Badan Gizi Nasional (BGN) menyalurkan dana rata-rata Rp1 miliar per bulan ke setiap dapur program Makan Bergizi Gratis (MBG), dengan skema yang disebut tidak hanya menyasar pemenuhan gizi, tetapi juga memacu perputaran ekonomi di daerah.

Kepala BGN Dadan Hindayana mengatakan aliran dana tersebut langsung masuk ke ribuan Satuan Pelayanan Pemenuhan Gizi (SPPG) di seluruh Indonesia. Di Jawa Barat saja, ia menyebut jumlah SPPG telah mencapai sekitar 5.000 unit.

"Jadi, satu SPPG rata-rata akan menerima uang Rp1 miliar per bulan. Kalau di Jawa Barat sudah ada 5.000 SPPG, itu artinya uang di Jawa Barat beredar Rp5 triliun per bulan," ujar Dadan pada Kamis (19/3).

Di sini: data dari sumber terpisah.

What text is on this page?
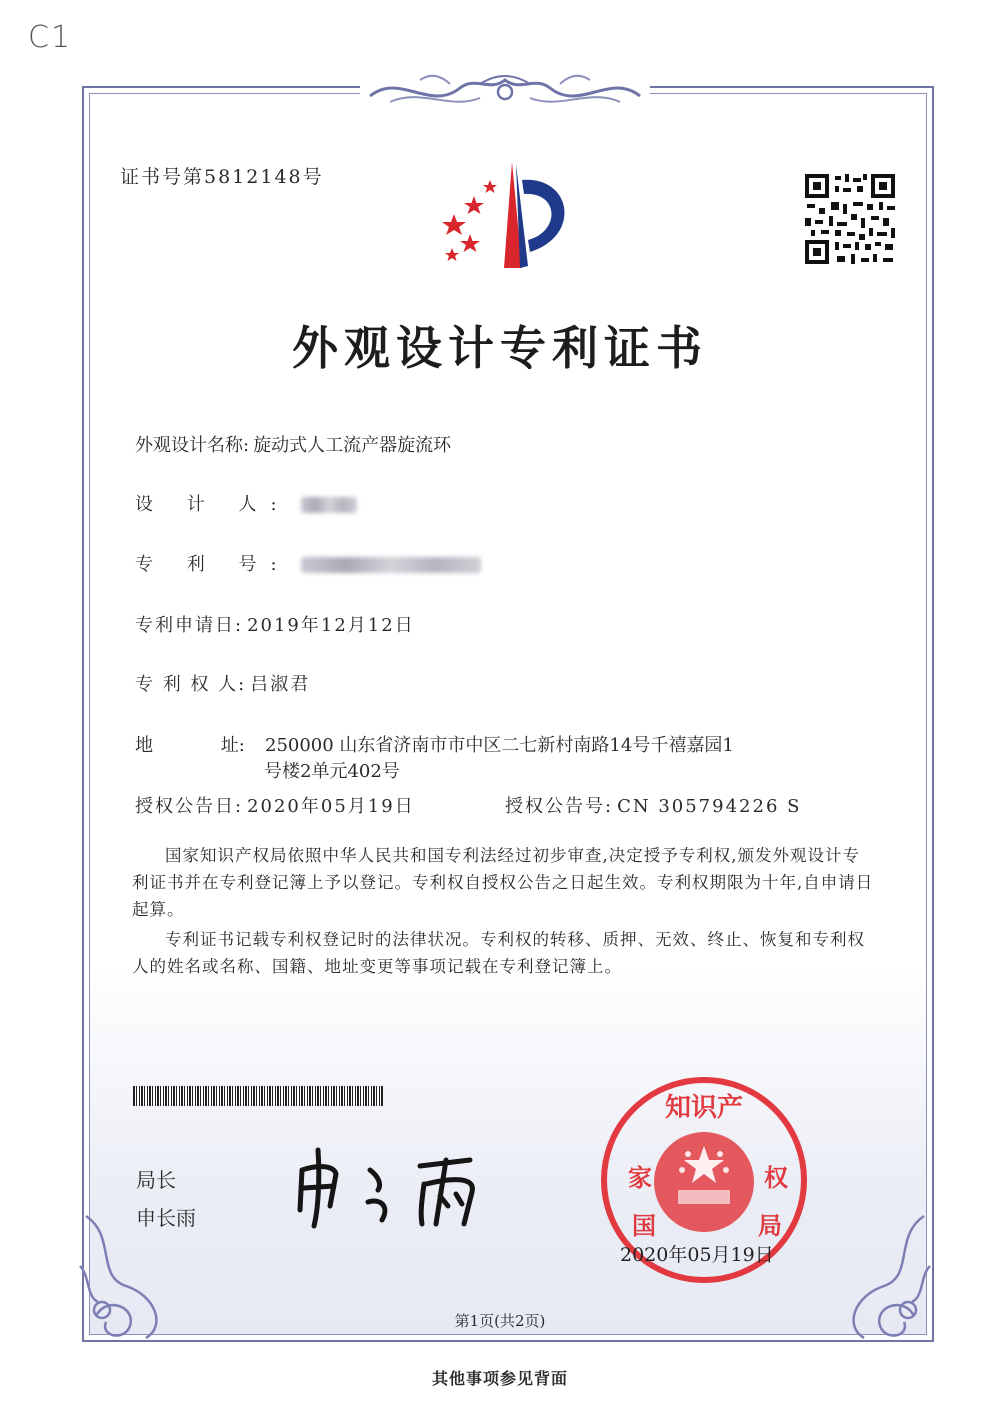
C1
证书号第5812148号
外观设计专利证书
外观设计名称: 旋动式人工流产器旋流环
设 计 人:
专 利 号:
专利申请日: 2019年12月12日
专 利 权 人: 吕淑君
地 址: 250000 山东省济南市市中区二七新村南路14号千禧嘉园1
号楼2单元402号
授权公告日: 2020年05月19日	授权公告号: CN 305794226 S
国家知识产权局依照中华人民共和国专利法经过初步审查,决定授予专利权,颁发外观设计专利证书并在专利登记簿上予以登记。专利权自授权公告之日起生效。专利权期限为十年,自申请日起算。
专利证书记载专利权登记时的法律状况。专利权的转移、质押、无效、终止、恢复和专利权人的姓名或名称、国籍、地址变更等事项记载在专利登记簿上。
局长
申长雨
知识产
家	权
国	局
2020年05月19日
第1页(共2页)
其他事项参见背面
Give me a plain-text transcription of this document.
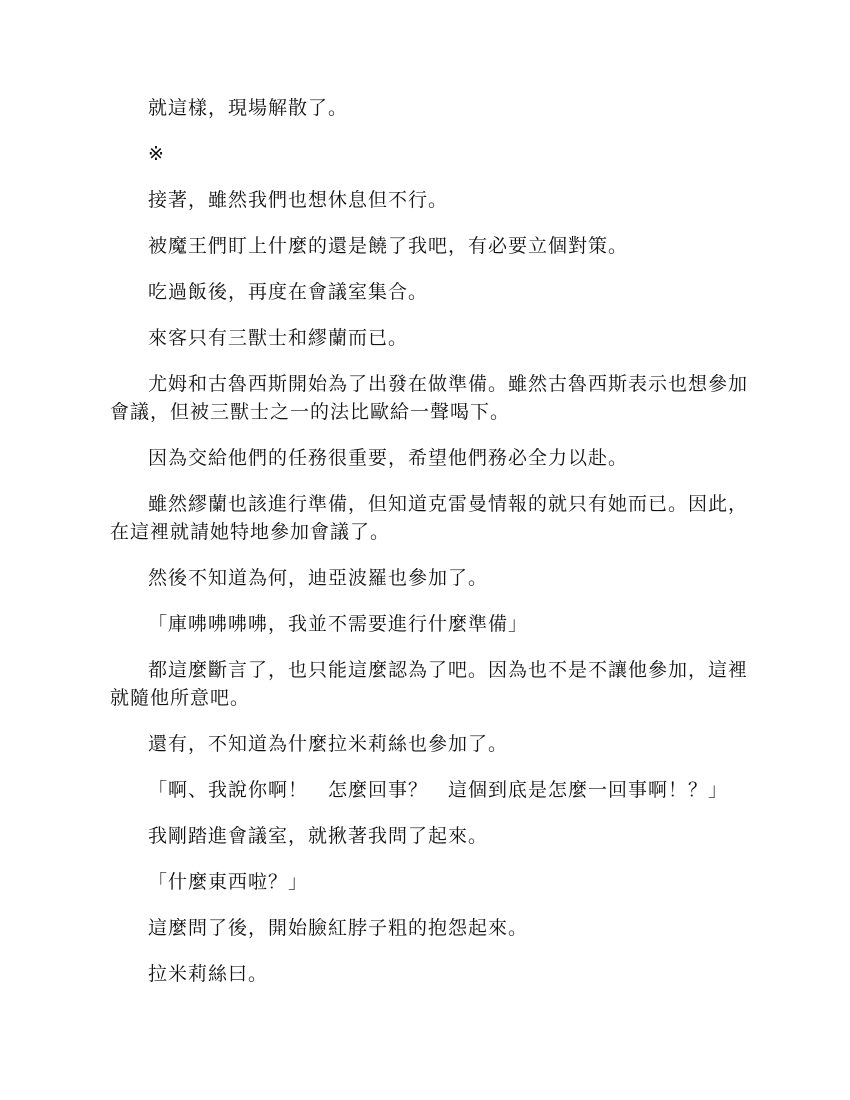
就這樣，現場解散了。

※

接著，雖然我們也想休息但不行。

被魔王們盯上什麼的還是饒了我吧，有必要立個對策。

吃過飯後，再度在會議室集合。

來客只有三獸士和繆蘭而已。

尤姆和古魯西斯開始為了出發在做準備。雖然古魯西斯表示也想參加會議，但被三獸士之一的法比歐給一聲喝下。

因為交給他們的任務很重要，希望他們務必全力以赴。

雖然繆蘭也該進行準備，但知道克雷曼情報的就只有她而已。因此，在這裡就請她特地參加會議了。

然後不知道為何，迪亞波羅也參加了。

「庫咈咈咈咈，我並不需要進行什麼準備」

都這麼斷言了，也只能這麼認為了吧。因為也不是不讓他參加，這裡就隨他所意吧。

還有，不知道為什麼拉米莉絲也參加了。

「啊、我說你啊！　怎麼回事？　這個到底是怎麼一回事啊！？」

我剛踏進會議室，就揪著我問了起來。

「什麼東西啦？」

這麼問了後，開始臉紅脖子粗的抱怨起來。

拉米莉絲曰。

Program MBG merupakan salah satu agenda prioritas pemerintah untuk memperluas akses pangan bergizi sekaligus mendorong ekonomi berbasis komunitas. Pemerintah menargetkan pembangunan 33.000 dapur SPPG untuk menjangkau 82,9 juta penerima manfaat sepanjang 2026.

Anggaran yang disiapkan meningkat tajam, dari Rp71 triliun pada 2025 menjadi Rp335 triliun tahun ini.

BGN menyebut sebagian besar dana disalurkan langsung ke daerah. Sekitar 93% anggaran mengalir melalui Kantor Pelayanan Perbendaharaan Negara (KPPN) menggunakan mekanisme virtual account yang terhubung dengan lebih dari 25.000 SPPG.

Dari total dana yang diterima setiap dapur, sekitar 70% digunakan untuk membeli bahan baku seperti beras, telur, ayam, sayur, dan buah. Sisanya dialokasikan untuk operasional dan insentif tenaga kerja.

Dadan mengatakan skema ini dirancang agar belanja program terserap di tingkat lokal. Ia menekankan harapan terjadinya “pergerakan ekonomi circular” di daerah, di mana dana yang masuk kembali dibelanjakan untuk produk setempat.

Dalam pelaksanaannya, program ini mulai memantik aktivitas ekonomi baru. Di Kabupaten Sambas, Kalimantan Barat, satu dapur SPPG dilaporkan menyerap rata-rata 15 tenaga kerja.

Secara nasional, pemerintah menargetkan program ini membuka hingga 1,2 juta lapangan kerja.

Dampak serupa terlihat di Kota Serang, Banten. Wakil Wali Kota Budi Rustandi menyebut aktivitas 80 hingga 90 dapur MBG di wilayahnya mampu menghasilkan perputaran uang hingga Rp100 miliar per bulan.

Permintaan juga melonjak di tingkat pelaku usaha kecil. Produsen roti lokal yang sebelumnya memproduksi sekitar 100 unit per hari kini harus meningkatkan kapasitas hingga 2.000 unit untuk memenuhi kebutuhan program.

BGN mencatat dalam 2,5 bulan pelaksanaan, perputaran dana di Jawa Barat saja telah mencapai sekitar Rp11–12 triliun.